I am interested to know if there are any measurements which can help me determine a strategy for doing incremental builds as my routine, and only doing full loads as runtime performance dictates.  I'm predominantly on Incorta cloud so kind of don't care if I clutter up a directory w/ 1 or 1000 files, but do care if I watch the "wheel spin" when I open dashboards.

I don't know enough to know if this should be based on number of parquet files, size of the files, a combination of both, or some other factor(s).  

Hoping the fine folks in product development, support, or services have done some benchmarking and can provide some guidance.  

-- IncortaOne@PMsquare.com --
1 REPLY 1

dylanwan
Employee
Employee

Incremental logic will be executed by the source database.  If you just add simple where clause like, "LAST_UPDATE_DATE > ?", it may be fine.  If the source extraction query involves multiple tables and you use OR to connect multiple filters like

WHERE TB1.LAST_UPDATE_DATE >? 
OR TB2.LAST_UPDATE_DATE >? 
OR TB3.LAST_UPDATE_DATE >? 

The database may not perform well on such query and thus become negative impacts.
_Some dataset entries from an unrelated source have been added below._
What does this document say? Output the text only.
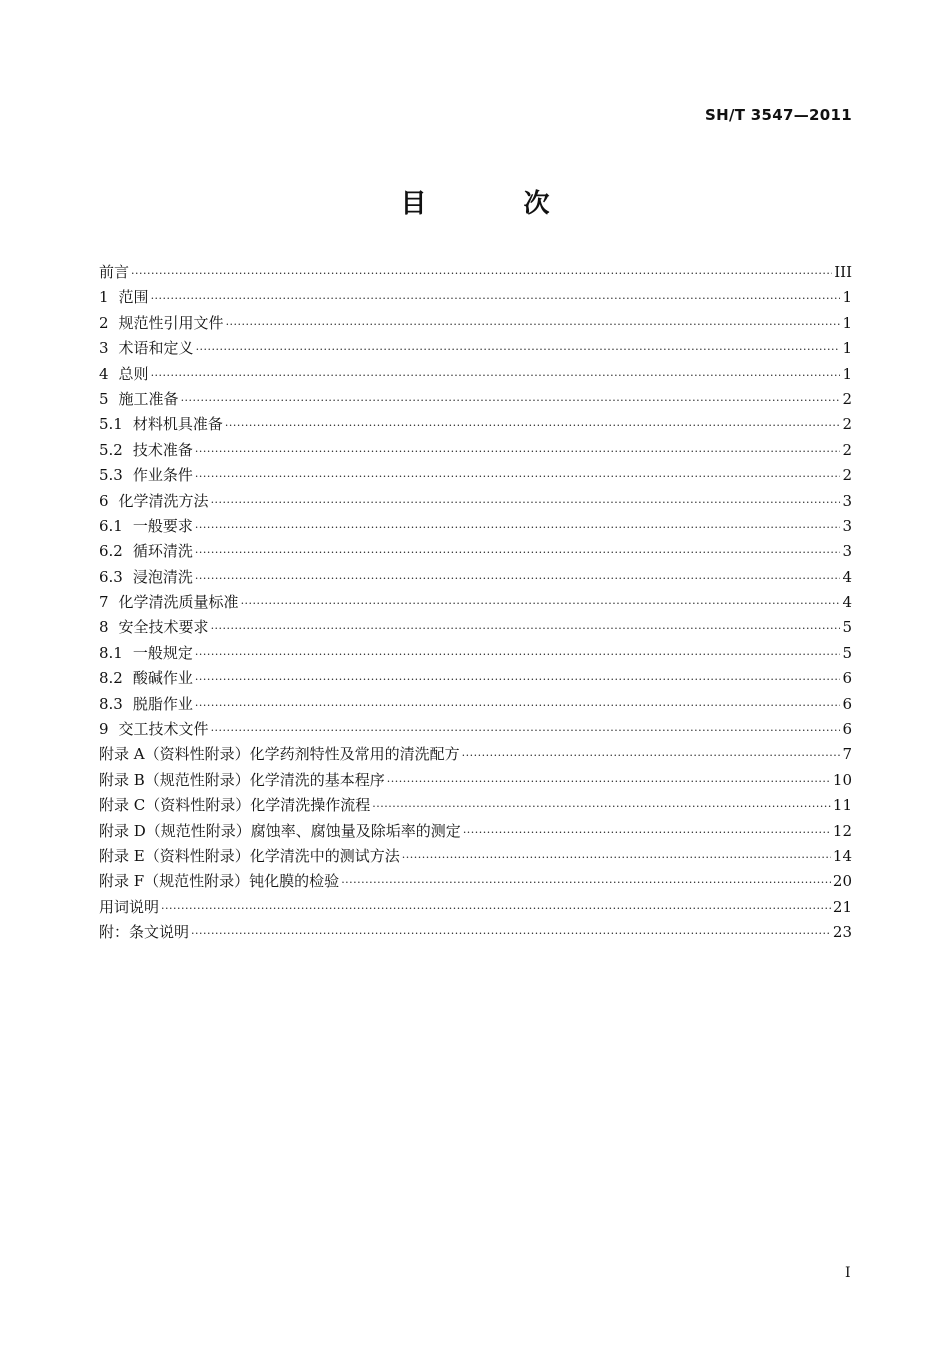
SH/T 3547—2011
目 次
前言 ·····	III
1 范围 ·····	1
2 规范性引用文件 ·····	1
3 术语和定义 ·····	1
4 总则 ·····	1
5 施工准备 ·····	2
5.1 材料机具准备 ·····	2
5.2 技术准备 ·····	2
5.3 作业条件 ·····	2
6 化学清洗方法 ·····	3
6.1 一般要求 ·····	3
6.2 循环清洗 ·····	3
6.3 浸泡清洗 ·····	4
7 化学清洗质量标准 ·····	4
8 安全技术要求 ·····	5
8.1 一般规定 ·····	5
8.2 酸碱作业 ·····	6
8.3 脱脂作业 ·····	6
9 交工技术文件 ·····	6
附录 A（资料性附录）化学药剂特性及常用的清洗配方 ·····	7
附录 B（规范性附录）化学清洗的基本程序 ·····	10
附录 C（资料性附录）化学清洗操作流程 ·····	11
附录 D（规范性附录）腐蚀率、腐蚀量及除垢率的测定 ·····	12
附录 E（资料性附录）化学清洗中的测试方法 ·····	14
附录 F（规范性附录）钝化膜的检验 ·····	20
用词说明 ·····	21
附：条文说明 ·····	23
I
When Incremental refresh will extract a large volume of the data that need to be merged, Incorta may work better by doing a full refresh.

The incremental logic may make the table fragmented. When the refresh is scheduled with a very high frequency and thus produce many small files.  It will have negative impact to the downstream process and thus a parquet merge tool may have to be used.